Thursday 30 August 2007

Homework and dirty work

Junior gets a makeover

Webtastic is the Gateway to websites’ younger sibling (gender unknown). We’ve had a collection of links to useful homework websites for a long time, but recently a colleague has been beavering away, adding more links, banishing faded ones, and making the pages much (much) brighter – and Webtastic was born!
Ranging from "Art & design" to "Webguides and search engines", the categories are broadly similar to those on the Gateway.

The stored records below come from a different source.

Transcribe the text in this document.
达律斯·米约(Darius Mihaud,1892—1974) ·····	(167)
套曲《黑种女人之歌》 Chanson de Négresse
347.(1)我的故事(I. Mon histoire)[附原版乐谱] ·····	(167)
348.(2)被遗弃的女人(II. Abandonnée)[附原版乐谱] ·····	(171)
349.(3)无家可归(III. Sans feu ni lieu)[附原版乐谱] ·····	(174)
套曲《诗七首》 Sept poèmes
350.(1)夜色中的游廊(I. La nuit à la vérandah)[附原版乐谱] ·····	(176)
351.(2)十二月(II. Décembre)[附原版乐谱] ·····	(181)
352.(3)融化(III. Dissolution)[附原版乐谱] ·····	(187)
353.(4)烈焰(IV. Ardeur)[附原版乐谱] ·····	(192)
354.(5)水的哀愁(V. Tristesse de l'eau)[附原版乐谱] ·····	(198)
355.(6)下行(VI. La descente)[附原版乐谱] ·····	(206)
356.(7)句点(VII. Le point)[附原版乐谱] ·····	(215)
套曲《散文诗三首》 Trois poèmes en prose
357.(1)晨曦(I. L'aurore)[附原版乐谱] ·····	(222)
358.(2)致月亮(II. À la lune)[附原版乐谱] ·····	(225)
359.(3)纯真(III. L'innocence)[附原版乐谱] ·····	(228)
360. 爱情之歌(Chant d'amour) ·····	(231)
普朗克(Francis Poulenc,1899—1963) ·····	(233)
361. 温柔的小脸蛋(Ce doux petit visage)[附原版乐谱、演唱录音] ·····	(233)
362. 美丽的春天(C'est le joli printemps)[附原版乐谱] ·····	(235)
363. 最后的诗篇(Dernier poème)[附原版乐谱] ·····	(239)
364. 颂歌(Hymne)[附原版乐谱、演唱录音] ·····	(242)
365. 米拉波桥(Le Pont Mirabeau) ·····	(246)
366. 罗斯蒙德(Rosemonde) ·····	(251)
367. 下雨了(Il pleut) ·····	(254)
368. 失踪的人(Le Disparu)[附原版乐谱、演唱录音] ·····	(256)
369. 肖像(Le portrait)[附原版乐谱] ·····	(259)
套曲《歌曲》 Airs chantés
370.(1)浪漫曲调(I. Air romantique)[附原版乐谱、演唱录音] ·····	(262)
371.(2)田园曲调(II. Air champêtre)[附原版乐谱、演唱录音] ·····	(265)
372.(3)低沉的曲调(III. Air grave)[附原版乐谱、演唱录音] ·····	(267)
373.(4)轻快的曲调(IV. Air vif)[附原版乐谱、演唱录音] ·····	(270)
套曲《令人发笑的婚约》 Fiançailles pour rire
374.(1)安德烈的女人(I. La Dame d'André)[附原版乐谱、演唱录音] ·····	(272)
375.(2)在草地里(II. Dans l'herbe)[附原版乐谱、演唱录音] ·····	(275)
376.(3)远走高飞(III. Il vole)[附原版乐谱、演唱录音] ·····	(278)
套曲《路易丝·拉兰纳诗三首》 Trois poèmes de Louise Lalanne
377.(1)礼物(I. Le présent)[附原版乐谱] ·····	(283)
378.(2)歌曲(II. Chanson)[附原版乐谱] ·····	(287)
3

But if, for instance, we look at "History", we can see a motley collection of the usual schoolwork suspects – the Ancient Egyptians, The Tudors, and the Victorians.


The Romans are also included, of course – they are billed as BBC Romans, not because they are a bunch of actors kitted out in the Television Centre wardrobe, but because the link is to yet another subject about which the BBC coverage reigns supreme.

The aim of Webtastic is to cover more or less everything on the school curriculum – we’re constantly looking for gaps to fill – but there’s nothing to stop you using these links for college coursework, or just for the pleasure of getting all the dirt on Henry VIII and his spousicidal tendencies (don’t bother checking – I made that word up, then found out that it’s been done before, dash it).


Go directly to Webtastic


Criminal relations

After looking at "History" on Webtastic, I glanced through the same category on the Gateway itself. I was drawn, not for the first time, to a website called Proceedings of the Old Bailey, which is pretty self-explanatory. Various learned bodies have got together to digitise the reports, from 1674 to 1834, of cases before the most famous court in the land.

I’m sure the motives behind the project are serious and scholarly, but that’s no reason why we can’t have fun with it. The best way is to enter your own surname into the search box and see what trouble your forebears got into. There were just four entries for my name, involving two people; each was transported for nicking things (or "simple grand larceny" as it was more picturesquely called at the time).


Then I moved on to colleagues’ names. Well! What a bunch of crooks and ne’er-do-wells. It’s a silly game, of course – after all, they wouldn’t be here unless they were criminals or witnesses to crime. And they might be no relation whatsoever. Good fun, though.

(From the Gateway to websites, select "History". Proceedings of the Old Bailey is under "Local history".)